During his second season last year, the first in which he got any kind of meaningful playing time, Pittsburgh Steelers wide receiver Markus Wheaton entered the starting lineup, ultimately starting 11 games, catching 53 passes for 644 yards, and adding two touchdowns in the process. He added an additional five receptions for 66 yards in the postseason.
Those are solid figures for a first-year starter when the offense also includes an elite wide receiver and pass-catching running back to go along with a prolific pass-catching tight end. The Steelers were the only team in the league to boast five different players accounting for 500 or more receiving yards.
It seems, however, that Wheaton has been reduced to the backburner, seemingly from about every angle, as his role is widely expected to be more limited in his third season. This has largely to do with the emergence of second-year wide receiver Martavis Bryant, who used his raw speed and 6’4” frame to reel in eight touchdown passes in 10 regular season games.
The speculation, then, is not wholly unjustified, but perhaps it goes a bit too far, as I’ve seen it suggested that Wheaton is even “falling out of favor”, citing the drafting of Sammie Coates as evidence of that.
Wheaton is a 24-year-old emerging player with one year of meaningful experience. He has far from reached his potential in less than 1000 career snaps. While his own successes have been overshadowed by the breakout season for Bryant, I think the most damaging element to his reputation has been the ex post facto narrative that Wheaton was not in sync with Ben Roethlisberger.

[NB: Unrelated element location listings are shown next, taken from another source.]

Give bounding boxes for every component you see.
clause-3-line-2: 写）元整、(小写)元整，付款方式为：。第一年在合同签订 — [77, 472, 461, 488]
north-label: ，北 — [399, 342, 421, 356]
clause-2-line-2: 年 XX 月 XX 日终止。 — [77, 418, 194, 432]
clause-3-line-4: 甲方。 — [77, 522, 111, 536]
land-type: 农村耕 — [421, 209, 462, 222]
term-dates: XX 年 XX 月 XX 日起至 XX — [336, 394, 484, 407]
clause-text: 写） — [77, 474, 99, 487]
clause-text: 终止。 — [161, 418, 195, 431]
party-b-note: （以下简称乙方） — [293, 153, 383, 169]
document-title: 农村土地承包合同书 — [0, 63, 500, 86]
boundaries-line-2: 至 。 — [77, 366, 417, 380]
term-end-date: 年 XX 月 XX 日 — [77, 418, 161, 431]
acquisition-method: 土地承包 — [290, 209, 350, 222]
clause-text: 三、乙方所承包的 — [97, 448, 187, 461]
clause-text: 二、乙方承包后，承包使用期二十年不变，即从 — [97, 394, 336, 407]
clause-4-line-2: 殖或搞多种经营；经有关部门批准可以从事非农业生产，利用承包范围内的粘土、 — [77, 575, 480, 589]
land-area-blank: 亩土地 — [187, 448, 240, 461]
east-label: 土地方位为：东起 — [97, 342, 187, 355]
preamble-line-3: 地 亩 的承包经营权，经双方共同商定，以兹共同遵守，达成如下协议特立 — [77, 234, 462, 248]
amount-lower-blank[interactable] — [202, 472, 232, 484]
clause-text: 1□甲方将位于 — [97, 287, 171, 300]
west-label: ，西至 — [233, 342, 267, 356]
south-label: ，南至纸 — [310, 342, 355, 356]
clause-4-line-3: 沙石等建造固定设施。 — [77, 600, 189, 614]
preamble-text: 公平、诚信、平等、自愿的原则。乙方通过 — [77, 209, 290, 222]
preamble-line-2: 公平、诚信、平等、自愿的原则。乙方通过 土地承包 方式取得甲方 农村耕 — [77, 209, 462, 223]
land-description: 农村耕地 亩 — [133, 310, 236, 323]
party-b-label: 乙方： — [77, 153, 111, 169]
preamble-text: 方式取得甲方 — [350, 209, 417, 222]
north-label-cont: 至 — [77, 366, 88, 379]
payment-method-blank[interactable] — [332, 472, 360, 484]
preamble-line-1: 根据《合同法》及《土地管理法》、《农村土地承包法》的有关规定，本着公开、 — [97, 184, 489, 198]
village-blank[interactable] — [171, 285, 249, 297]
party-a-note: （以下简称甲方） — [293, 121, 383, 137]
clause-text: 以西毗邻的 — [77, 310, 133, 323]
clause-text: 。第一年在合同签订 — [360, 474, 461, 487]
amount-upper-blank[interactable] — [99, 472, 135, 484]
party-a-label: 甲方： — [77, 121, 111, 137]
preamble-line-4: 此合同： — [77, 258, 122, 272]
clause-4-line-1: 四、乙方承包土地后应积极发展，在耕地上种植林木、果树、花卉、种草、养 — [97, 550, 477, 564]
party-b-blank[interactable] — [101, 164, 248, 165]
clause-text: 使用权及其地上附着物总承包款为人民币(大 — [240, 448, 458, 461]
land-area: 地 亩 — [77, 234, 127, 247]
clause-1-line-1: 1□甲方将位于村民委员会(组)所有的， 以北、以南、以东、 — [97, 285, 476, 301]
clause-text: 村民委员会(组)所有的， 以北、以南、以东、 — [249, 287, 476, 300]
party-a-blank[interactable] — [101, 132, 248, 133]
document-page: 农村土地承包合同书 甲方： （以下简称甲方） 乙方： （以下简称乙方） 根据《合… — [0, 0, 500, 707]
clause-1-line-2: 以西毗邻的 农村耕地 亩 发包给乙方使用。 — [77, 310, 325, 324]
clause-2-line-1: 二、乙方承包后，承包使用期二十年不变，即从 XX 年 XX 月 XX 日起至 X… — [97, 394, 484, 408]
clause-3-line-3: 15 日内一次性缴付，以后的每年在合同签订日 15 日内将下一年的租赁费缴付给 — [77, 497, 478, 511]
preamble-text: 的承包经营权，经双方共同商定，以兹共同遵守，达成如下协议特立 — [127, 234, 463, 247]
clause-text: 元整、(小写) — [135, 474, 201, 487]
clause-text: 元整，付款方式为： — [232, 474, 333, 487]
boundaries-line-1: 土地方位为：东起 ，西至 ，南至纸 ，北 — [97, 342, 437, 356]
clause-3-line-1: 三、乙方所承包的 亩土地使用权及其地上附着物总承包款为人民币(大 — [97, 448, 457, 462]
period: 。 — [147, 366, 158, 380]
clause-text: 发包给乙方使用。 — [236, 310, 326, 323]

That simply is not an accurate portrayal of the ups and downs of his season, and has become a myth of the universal narrative. The truth is that there were significant ebbs and flows in terms of both his role and performance, and it’s time to examine that.
Wheaton was actually very successful, and efficient, to begin his career as a starter. In fact, his first game may have been his best, as he caught six receptions on seven targets for 97 yards, including the final two passes on the final drive that set up the game-winning field goal.
In his first four games, in fact, he caught 19 passes on just 25 targets, a completion percentage of 76 percent. But things started to take a dip the following week after he dropped a pass early on, and was limited to just one reception for 17 yards on two targets. Between Week 5 and Week 11, heading into the Bye week, Wheaton caught just 15 of 36 passes.
There were a variety of reasons for this, and Roethlisberger shares the blame. It’s true that Wheaton and his quarterback struggled to get on the same page at times, and his production took a major dip as a result, even if his two touchdowns came during this span.
Bryant’s emergence, and Wheaton’s transition to an every snap player to one slowly seeing less action, also occurred during this period, and surely affected him mentally, as he seems to be the type of player that can be swayed by doubt. He will have to improve upon that.
But it’s easy to forget that Wheaton began to stabilize as the season progressed, and the week off did him good. Over the last six games, including the postseason, he caught 22 of 27 targets, or over 81 percent. Over the last five games alone, he caught 17 of 18, and twice had five-reception, 66-yard games in that span.
Wheaton started off the year strong and finished strong, with a big dip in the middle that has unfortunately colored the hindsight evaluation of his performance. The team is fortunate to have had Bryant emerge the way he has, but the truth is that his success is his own and should not be seen as a negative commentary on what Wheaton can do.